Friday, March 12, 2021 2:00 PM to 4:00 PM
To register, go to https://gmu.zoom.us/meeting/register/tJcpc-Cqqz0pHN1d2Xxop5NAcvcWMtgb44O0
Presenters: Heather Hax (York) & Dr. Abdallah Hendawy (Mason)
Join us as we hear about and discuss research carried out by advanced PhD students, faculty, postdocs, and movement based activist scholars. This workshop is a new collaborative exchange between academic institutions with specialties in disciplined social movement research.
Heather Hax is a PhD candidate in Sociology at York University in Toronto whose work focuses on worker cooperatives and anti-capitalist social transformation. Currently residing in Baltimore, Heather teaches Sociology at Towson University, is a member of the zero-waste team with the South Baltimore Community Land Trust and is an elder ally with Sunrise Movement Baltimore.
This talk will focus on the resource considerations and constraints of individual worker cooperatives, as well as the worker cooperative movement writ large. Like other social movements, worker cooperatives and the cooperative movement have treated resource constraints as collective action problem – and as a result has developed a series of institutional formations and strategies to address them. These constraints and corresponding strategies will be outlined and evaluated. Central to my question is their potential to prefigure non-extractive, post/anti-capitalist lending structures.
Abdallah Hendawy, Ph.D., specializes in the study of mass mobilization and social movements with a particular focus on radicalization and violent insurgency in the Middle East. He has been actively engaged in several grassroots organizations, managed transnational action movements, and continues to provide analyses of regional developments for several think tanks, international organizations, and other global platforms.

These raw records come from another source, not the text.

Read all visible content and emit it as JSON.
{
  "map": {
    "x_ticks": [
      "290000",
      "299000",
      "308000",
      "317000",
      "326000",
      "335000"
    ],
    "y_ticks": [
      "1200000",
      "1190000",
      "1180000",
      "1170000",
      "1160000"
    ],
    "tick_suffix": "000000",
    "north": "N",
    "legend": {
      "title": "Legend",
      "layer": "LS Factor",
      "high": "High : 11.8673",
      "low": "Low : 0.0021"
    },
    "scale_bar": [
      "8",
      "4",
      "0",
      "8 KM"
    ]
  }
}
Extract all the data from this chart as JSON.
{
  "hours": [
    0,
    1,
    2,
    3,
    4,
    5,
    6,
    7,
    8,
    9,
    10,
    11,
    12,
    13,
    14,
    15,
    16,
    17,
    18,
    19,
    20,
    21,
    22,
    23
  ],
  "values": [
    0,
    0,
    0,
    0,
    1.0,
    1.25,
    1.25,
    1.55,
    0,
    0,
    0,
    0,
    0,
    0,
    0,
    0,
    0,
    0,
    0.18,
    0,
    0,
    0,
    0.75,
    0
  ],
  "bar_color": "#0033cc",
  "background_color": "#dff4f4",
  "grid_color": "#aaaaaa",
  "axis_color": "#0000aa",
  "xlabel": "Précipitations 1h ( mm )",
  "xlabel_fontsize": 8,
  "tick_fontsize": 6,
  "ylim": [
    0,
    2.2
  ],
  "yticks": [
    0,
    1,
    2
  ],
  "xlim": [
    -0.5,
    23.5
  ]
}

Within the last ten years, Egypt has seen the rise and demise of a revolution, a brief era of democratic reform, and the reinstatement of a military dictatorship. Intertwined with these changes in state governance are the stories of thousands of activists, many of whom have lost their lives or lost their freedom and others who have abandoned an earlier commitment to nonviolence in favor of violent insurgency as a means to continue their protest. The focus of my discussion is on the last group (those who have transformed from nonviolent activist to violent insurgent) and my goal is to illustrate the human aspect of radicalization, focusing on the discreet, human, emotional experiences that prompt the change from non-violence to violence. It is within this context that I explore how rage and revenge played a central role in the radicalization of activists in post-revolutionary Egypt.